SignedHeatTetSolver.get_tets() -> np.ndarray
Returns an (n_tets, 4) NumPy array representing the tetrahedra of the underlying tet mesh domain, where each tetrahedra is given by four vertex indices (0-indexed).
SignedHeatTetSolver.isosurface(f: np.ndarray, isovalue: float = 0.) -> tuple[np.ndarray, list[list[int]]]
Contours a scalar function defined on the tet mesh, given by the input vector f
, according to the isovalue isovalue
. Returns the tuple (vertices, faces)
defining the polygon mesh of the resulting isosurface.
Grid solver
SignedHeatGridSolver.get_grid_resolution() -> list[int]
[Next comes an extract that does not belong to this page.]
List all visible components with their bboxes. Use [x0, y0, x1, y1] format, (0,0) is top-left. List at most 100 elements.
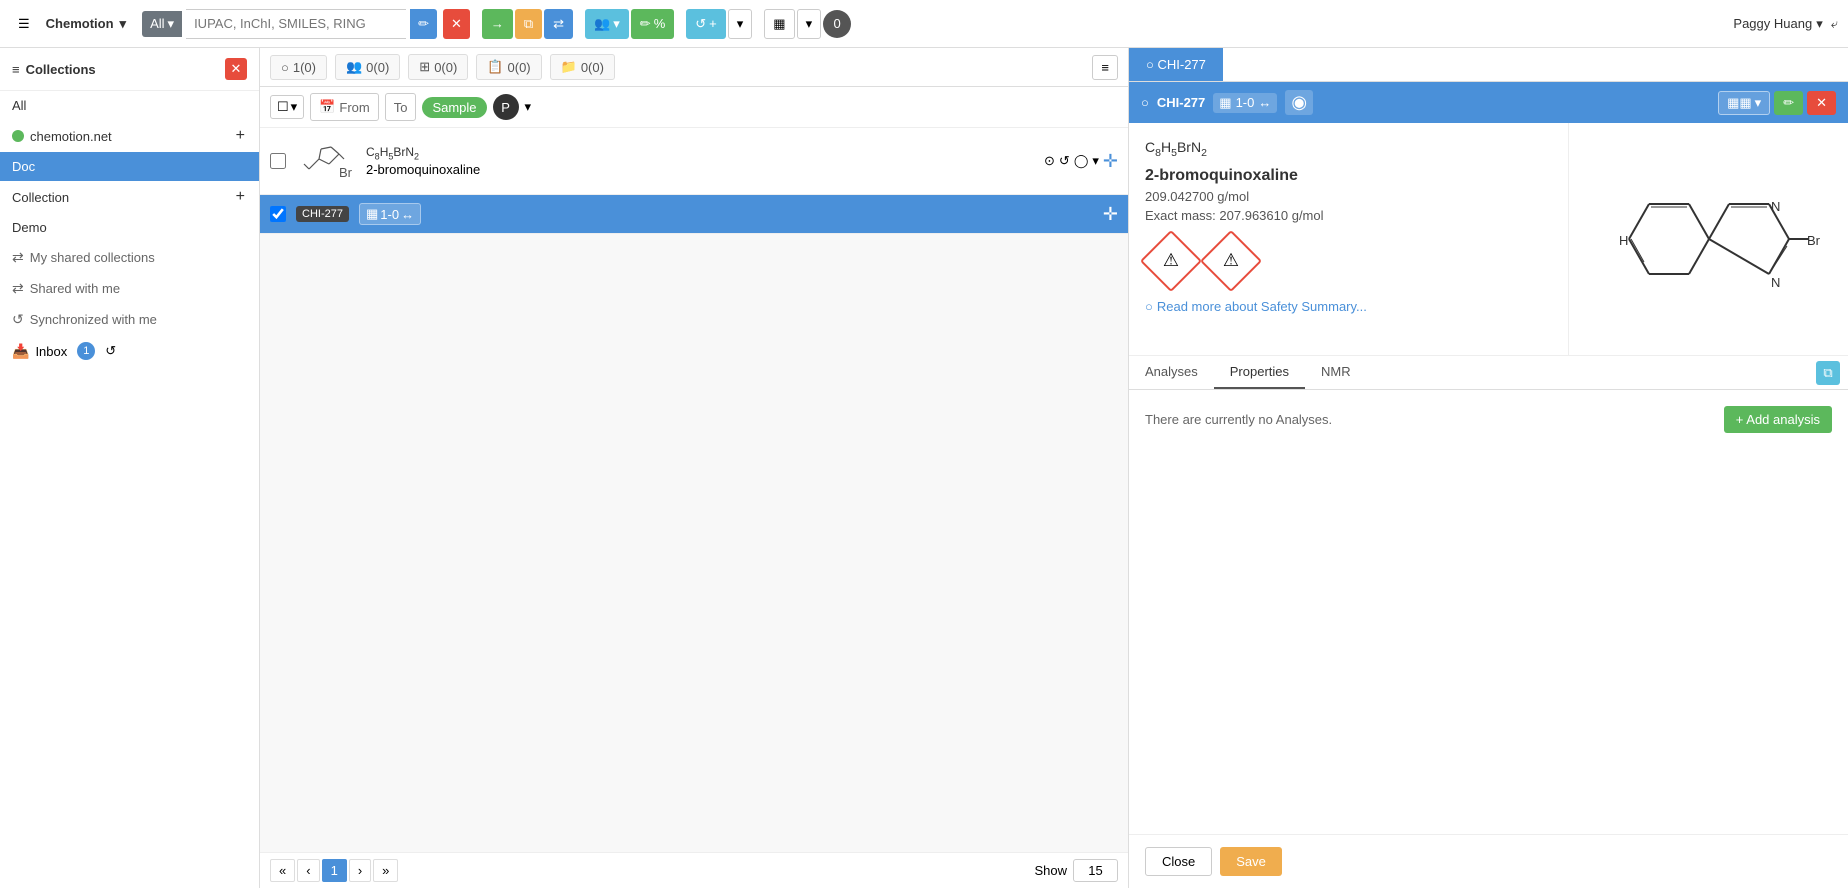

Returns a length-3 array giving the number of cells of the background grid along the x-, y-, and z-axes, respectively.
SignedHeatGridSolver.get_bbox() -> tuple[np.ndarray, np.ndarray]
Returns the tuple (bbox_min, bbox_min)
, where bbox_min
and bbox_min
are the 3D positions of the minimal and maximal node corners of the grid, respectively.
SignedHeatGridSolver.to_grid_array(f: np.ndarray) -> np.ndarray
Converts the input vector f
representing a scalar function on the background grid, into a NumPy array of shape (dim_x, dim_y, dim_z)
, where dim_[xyz]
gives the number of grid nodes along each axis.